David Egerton
- Born: David William Egerton 19 October 1961 Pinner, Middlesex, England, United Kingdom
- Died: 8 February 2021 (aged 59) Bristol, England, United Kingdom
- University: Loughborough University

Rugby union career
- Position: No. 8

Amateur team(s)
- Years: Team / Apps / (Points)
- 1980-1982: Salisbury
- 1981-1984: Loughborough Students

Senior career
- Years: Team / Apps / (Points)
- 1985–1995: Bath Rugby / 163
- Correct as of 9 February 2021

International career
- Years: Team / Apps / (Points)
- 1988–1990: England / 7 / (4)
- 1989: British and Irish Lions / 1
- Correct as of 9 February 2021

= Dave Egerton =

England international rugby union player (1961–2021)

David William Egerton (19 October 1961 – 8 February 2021) was an English rugby union international who represented England from 1988 to 1990. At club level, Egerton played for Bath Rugby between 1985 and 1995 . After retiring, Egerton worked briefly as a coach for Bristol and Bridgwater & Albion before focusing on building his career in financial services.

==Early life==
David Egerton was born on 19 October 1961 in Pinner, Middlesex, and from 1973 to 1980 attended Bishop Wordsworth's School. His father Bob, and later his brother Andrew, both represented Wasps FC. Starting out as a lock, Egerton soon switched to the back row and primarily played as a number 8.

==Rugby union career==
As a schoolboy Egerton was capped for England U16 and U19 before going on to study at Loughborough University, where he played for English Universities and England Students rugby teams.

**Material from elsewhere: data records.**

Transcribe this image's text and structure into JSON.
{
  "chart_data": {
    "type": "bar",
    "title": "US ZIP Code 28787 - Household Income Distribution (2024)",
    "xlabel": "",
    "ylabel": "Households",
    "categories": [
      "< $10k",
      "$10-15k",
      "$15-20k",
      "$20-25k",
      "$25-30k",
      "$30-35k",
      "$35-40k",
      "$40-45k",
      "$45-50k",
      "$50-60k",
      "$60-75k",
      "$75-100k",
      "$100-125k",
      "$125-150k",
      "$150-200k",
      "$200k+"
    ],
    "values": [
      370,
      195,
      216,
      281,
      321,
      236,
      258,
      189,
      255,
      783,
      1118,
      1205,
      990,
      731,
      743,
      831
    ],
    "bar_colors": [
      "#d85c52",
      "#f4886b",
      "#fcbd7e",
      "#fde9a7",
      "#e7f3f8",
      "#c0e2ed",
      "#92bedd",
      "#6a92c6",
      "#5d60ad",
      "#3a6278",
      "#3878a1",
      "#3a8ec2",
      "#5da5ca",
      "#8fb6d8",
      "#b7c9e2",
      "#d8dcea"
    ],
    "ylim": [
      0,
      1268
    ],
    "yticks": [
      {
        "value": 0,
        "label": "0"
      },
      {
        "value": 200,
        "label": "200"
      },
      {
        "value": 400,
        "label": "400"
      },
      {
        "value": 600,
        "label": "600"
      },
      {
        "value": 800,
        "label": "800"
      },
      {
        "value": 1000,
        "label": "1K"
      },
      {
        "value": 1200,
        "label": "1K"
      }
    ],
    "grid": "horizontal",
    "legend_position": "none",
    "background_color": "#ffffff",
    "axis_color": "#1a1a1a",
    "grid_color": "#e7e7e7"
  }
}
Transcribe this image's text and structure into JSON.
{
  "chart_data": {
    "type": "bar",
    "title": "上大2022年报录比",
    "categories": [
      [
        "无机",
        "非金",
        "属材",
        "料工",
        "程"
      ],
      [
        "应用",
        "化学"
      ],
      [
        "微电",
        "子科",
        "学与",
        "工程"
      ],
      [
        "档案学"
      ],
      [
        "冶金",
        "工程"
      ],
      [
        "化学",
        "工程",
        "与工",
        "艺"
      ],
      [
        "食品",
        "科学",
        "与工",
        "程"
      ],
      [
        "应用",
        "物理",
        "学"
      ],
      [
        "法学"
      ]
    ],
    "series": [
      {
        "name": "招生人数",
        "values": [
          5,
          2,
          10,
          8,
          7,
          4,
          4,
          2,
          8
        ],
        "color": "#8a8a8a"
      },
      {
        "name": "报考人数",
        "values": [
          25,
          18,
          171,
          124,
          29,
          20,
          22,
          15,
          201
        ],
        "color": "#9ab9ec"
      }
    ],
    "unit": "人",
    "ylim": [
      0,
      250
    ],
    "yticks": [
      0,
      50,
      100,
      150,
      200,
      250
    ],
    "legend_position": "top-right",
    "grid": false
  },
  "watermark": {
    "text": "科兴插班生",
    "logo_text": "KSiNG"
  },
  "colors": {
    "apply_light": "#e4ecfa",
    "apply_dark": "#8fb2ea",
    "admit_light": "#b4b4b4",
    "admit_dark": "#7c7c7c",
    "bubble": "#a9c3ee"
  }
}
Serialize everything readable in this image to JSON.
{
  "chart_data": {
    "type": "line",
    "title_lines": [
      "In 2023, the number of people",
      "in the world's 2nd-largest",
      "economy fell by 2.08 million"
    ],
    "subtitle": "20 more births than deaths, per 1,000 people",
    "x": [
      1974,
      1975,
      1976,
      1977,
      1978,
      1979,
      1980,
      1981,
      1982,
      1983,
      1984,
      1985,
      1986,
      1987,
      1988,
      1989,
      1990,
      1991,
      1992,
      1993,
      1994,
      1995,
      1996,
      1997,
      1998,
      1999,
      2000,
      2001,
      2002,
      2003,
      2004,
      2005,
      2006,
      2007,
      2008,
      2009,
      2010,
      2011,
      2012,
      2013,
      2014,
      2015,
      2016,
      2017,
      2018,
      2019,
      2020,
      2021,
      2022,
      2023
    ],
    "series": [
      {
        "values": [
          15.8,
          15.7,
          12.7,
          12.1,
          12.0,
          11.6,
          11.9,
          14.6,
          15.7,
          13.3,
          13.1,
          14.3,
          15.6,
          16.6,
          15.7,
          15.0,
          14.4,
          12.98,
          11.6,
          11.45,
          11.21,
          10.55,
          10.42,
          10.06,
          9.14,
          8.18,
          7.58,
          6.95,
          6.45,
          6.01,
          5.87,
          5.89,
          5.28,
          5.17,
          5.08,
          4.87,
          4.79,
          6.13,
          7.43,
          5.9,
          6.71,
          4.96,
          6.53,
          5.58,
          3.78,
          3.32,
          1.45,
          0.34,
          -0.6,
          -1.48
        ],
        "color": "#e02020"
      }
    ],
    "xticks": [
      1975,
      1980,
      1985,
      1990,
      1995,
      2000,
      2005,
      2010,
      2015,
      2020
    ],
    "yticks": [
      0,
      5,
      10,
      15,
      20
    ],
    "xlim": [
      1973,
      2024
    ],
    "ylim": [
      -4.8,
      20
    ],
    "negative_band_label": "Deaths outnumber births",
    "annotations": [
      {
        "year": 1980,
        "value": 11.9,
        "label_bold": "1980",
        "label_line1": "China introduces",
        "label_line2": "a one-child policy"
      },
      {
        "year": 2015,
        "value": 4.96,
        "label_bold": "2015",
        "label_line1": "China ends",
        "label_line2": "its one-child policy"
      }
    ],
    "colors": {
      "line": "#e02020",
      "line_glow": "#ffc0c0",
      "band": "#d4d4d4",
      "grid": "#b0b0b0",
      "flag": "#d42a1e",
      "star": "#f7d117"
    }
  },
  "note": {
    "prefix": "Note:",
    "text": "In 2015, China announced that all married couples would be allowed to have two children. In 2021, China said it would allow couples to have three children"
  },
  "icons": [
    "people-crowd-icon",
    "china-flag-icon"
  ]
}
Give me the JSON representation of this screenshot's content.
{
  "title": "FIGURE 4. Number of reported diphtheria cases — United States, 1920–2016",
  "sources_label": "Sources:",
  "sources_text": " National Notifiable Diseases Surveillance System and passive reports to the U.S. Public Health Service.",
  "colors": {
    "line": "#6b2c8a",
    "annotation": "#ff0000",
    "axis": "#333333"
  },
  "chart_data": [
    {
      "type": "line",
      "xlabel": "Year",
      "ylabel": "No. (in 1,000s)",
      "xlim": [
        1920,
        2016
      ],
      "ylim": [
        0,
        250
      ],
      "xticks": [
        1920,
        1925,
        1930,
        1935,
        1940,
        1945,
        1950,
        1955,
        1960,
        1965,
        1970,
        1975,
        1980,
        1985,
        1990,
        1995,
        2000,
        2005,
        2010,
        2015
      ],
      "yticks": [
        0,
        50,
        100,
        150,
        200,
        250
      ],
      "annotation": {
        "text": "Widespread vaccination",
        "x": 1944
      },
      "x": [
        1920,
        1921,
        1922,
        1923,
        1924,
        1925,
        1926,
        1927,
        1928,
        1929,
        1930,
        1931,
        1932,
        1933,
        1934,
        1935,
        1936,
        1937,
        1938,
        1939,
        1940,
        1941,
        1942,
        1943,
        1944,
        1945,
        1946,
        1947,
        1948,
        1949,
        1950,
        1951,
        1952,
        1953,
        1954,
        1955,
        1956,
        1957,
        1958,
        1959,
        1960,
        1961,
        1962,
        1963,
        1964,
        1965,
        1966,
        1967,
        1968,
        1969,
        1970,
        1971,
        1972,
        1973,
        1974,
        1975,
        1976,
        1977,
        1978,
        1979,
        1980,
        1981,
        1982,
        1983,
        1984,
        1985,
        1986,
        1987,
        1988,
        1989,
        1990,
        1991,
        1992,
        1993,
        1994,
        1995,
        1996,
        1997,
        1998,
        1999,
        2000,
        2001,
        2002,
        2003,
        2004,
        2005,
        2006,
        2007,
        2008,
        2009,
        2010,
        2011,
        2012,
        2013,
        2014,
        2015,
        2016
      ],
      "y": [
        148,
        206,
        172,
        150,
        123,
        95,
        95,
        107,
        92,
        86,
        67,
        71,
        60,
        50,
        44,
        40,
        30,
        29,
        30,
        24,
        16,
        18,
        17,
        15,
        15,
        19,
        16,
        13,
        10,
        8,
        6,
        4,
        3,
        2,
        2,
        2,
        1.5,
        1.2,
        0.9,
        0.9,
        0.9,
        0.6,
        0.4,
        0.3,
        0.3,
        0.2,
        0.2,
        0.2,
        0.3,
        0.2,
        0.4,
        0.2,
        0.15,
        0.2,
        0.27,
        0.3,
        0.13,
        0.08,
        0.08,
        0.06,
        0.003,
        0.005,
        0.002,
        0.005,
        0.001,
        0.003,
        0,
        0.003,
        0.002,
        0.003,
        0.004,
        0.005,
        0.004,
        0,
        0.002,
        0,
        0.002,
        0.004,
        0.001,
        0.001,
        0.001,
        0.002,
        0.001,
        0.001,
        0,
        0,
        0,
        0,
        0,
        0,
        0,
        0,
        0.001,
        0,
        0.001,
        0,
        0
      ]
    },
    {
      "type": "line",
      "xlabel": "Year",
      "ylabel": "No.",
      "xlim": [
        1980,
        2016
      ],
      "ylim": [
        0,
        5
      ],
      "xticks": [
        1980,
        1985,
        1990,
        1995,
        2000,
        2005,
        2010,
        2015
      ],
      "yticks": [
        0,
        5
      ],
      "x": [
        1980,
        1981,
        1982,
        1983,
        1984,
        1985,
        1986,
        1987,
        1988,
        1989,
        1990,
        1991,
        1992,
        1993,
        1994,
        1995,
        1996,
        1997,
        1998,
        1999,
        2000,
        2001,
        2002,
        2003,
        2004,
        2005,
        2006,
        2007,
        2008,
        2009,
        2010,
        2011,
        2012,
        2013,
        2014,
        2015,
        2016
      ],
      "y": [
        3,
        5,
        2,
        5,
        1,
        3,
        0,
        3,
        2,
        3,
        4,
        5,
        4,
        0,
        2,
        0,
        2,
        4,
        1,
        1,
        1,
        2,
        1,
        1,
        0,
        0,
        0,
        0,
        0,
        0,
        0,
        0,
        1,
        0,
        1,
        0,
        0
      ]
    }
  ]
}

Egerton made 163 appearances for Bath Rugby between 1985 and 1995. He won five league titles, and five cup competitions with Bath, and helped them win the 1990 Pilkington Cup. He averaged one try every three games for Bath.

Egerton won additional honours for Dorset and Wilts County Championship Team (1982), South West Division in the Divisional Championship (1985-86) and England B (1986-1988).

Egerton was selected for the England squad which went to the inaugural 1987 Rugby World Cup but did not make an appearance instead making his international debut on 23 April 1988 at Lansdowne Road against Ireland. Later the same year he was selected for the England tour of Australia and Fiji. Of the seven matches he played for the national side he was on the winning side on five times. He scored one international try, which came at Twickenham against Ireland in the opening round of the 1990 Five Nations Championship. He played his final match for England on 4 August 1990 at José Amalfitani Stadium against Argentina in the last match of the 1990 tour. Egerton was selected once again for the England squad at the 1991 Rugby World Cup, but was forced to pull out with injury.

Egerton was selected for the British and Irish Lions who defeated France at Parc des Princes in October 1989 in a non-cap Test and also played for the Barbarians, making his debut for the club in the 1990 Lisbon Sevens tournament.

==Post-retirement==
After retiring as a player, Egerton became head coach of Bridgwater & Albion (1995-1997). He scouted Richard Hill, who went to the same secondary school as Egerton had, and invited him to a Bath training session. Ahead of the 1997–98 season, Egerton joined Bristol as a coach of the United /Development XV. In February 1998, Egerton became joint caretaker coach of Bristol, alongside Darryl Jones. The next month, he was appointed an assistant coach. He left the role during the 1998–99 season for personal reasons.

Egerton later commentated for BBC Radio Bristol, and also worked in the financial sector in Hong Kong during which time he coached Hong Kong Football Club (2011-2015) Egerton returned to the United Kingdom in 2017, and lived in Clifton, Bristol with his wife, son and daughter.

==Death==
Egerton died on 8 February 2021 after being hospitalised with COVID-19 during the COVID-19 pandemic in England.